Although Puppet Saga Inc. — including Noah, Thomas Muller and Daniel — are very good with making the story work well on screen, there are small goofs that make it on screen. Below is a list of these mistakes.
|In the first scene of Kermit singing Rainbow Connection, Noah's arm can be seen coming through the chair.|
|When Kermit is singing Rainbow Connection, Noah's hand can be seen using his arm rod.|
|When Kermit and Thomas are hiding inside, after Thomas jokes about Kermit's eyes being ping-pong balls, Noah's arm can be seen for a split second when he replies.|
|Throughout Kermit's close-up shots, Noah's whole arm can be seen for a second or two at the start. This was due to Thomas Muller being responsible for filming these scenes (no offence).|
|Throughout all of Episode 1, the puppets were new and the holes where the arm rods were put inside Kermit are visible (such as in the shown photo), but we're sewed up by Episode II.|
|During most of Darth Elmo's shots (excluding the first and last), Noah's arm could be seen performing the puppet.|
As the puppeteers were better at hiding themselves and puppet goofs this episode, the following lists mainly continuity errors.
|After "Come and Get Your Love" has been danced to by Darth Daniel, Daniel can be seen filming Darth Elmo in a reflection.|
|When Thomas takes his jumper off (to avoid one sort of continuity error) another one occurs. In one shot, the jumpers in his right hand, and in the next, it's in his left.|
|A more obvious error, Thomas now has a cast on, and did not have a cast during Episode I.|
|While Kermit is getting whacked by Thomas against the window, Thomas can be seen reflected filming. This is not a continuity error, as it is not the character standing there, it is just the camera being seen.|
|In the same part of the episode as the last goof, somehow Kermit can be seen from the outside of the house despite not being hit past the curtains by Thomas.|
|When the Pig comes over just after the last goof, Kermit is in Thomas's right hand, and is suddenly in his left hand in the next shot. Could Thomas possibly make Kermit swap hands so quickly, and if so, why? The answer is no.|
|For a split-second near the start of We're Doing a Sequel, Noah's hand can be seen holding Kermit's arm rod in the bottom right corner.|
|Later in We're Doing A Sequel, Darth Elmo has what appears to be 'Kermit's' voice, but bad quality and bad enough not to notice (which is why the editors didn't).|
|Behind Darth Elmo, the plush/stunt double for him and the puppet for Kermit can be seen lying on the ground.|
|At the end of We're Doing A Sequel, everyone keeps changing places.|
|During the final fight, when Daniel gets Force pushed by Noah, as he falls down he touches the blade on his lightsaber.|
Episode 3 has wrapped up in principal photography, with a few special shots to be filmed. A few goofs is what has been filmed are below.

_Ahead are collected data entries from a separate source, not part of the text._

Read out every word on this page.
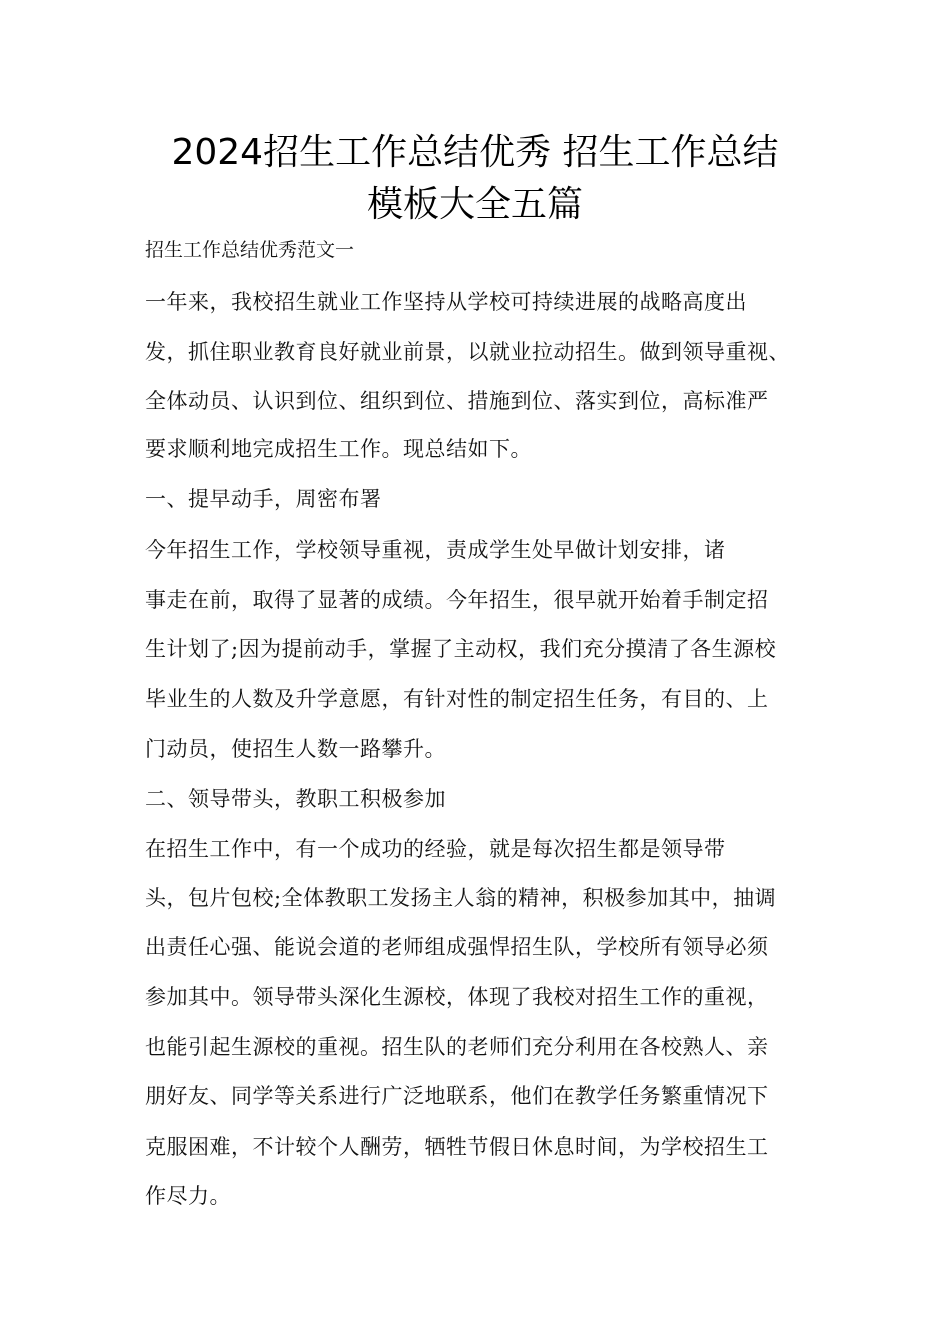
2024招生工作总结优秀 招生工作总结
模板大全五篇
招生工作总结优秀范文一
一年来，我校招生就业工作坚持从学校可持续进展的战略高度出
发，抓住职业教育良好就业前景，以就业拉动招生。做到领导重视、
全体动员、认识到位、组织到位、措施到位、落实到位，高标准严
要求顺利地完成招生工作。现总结如下。
一、提早动手，周密布署
今年招生工作，学校领导重视，责成学生处早做计划安排，诸
事走在前，取得了显著的成绩。今年招生，很早就开始着手制定招
生计划了;因为提前动手，掌握了主动权，我们充分摸清了各生源校
毕业生的人数及升学意愿，有针对性的制定招生任务，有目的、上
门动员，使招生人数一路攀升。
二、领导带头，教职工积极参加
在招生工作中，有一个成功的经验，就是每次招生都是领导带
头，包片包校;全体教职工发扬主人翁的精神，积极参加其中，抽调
出责任心强、能说会道的老师组成强悍招生队，学校所有领导必须
参加其中。领导带头深化生源校，体现了我校对招生工作的重视，
也能引起生源校的重视。招生队的老师们充分利用在各校熟人、亲
朋好友、同学等关系进行广泛地联系，他们在教学任务繁重情况下
克服困难，不计较个人酬劳，牺牲节假日休息时间，为学校招生工
作尽力。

|Darth Elmo is supposed to be sitting, but in one shot he's not actually sitting.|
|In the corner of this image (and the episode), one can see that Darth Elmo's feet are not touching the floor. (See Muppet Height Relations)|
|During I'm Number One, Noah's arm and part of his head can be seen while performing Darth Elmo.|
|After Darth Elmo finished singing the song, as he walks away Noah's head is visible (circled).|
Muppet Height Relations
One of the big errors people can easily notice in the Puppet Saga is continuity of the characters' heights. For example, Darth Elmo normally appears around (or even above) waist height compared to their human co-stars. However, a full-body look at proportions of the character would suggest they would barely reach a human's knee. also appear in a flexible height range in order to interact comfortably with humans and sets. Noah said once that "If a character like Elmo only appeared at his true height next to a human actor, you’d only see the human actor’s legs when you saw him. That’s an extreme example, but the idea is true for most of the characters. Even so, we do know the relative heights of the characters to each other and make an effort to keep that in mind." The suspended belief that the audience has when watching them allows this flexible reality to exist without major distractions. So even though the puppet's feet would be floating three feet off the ground, the audience still goes along, not questioning, and usually not even perceiving.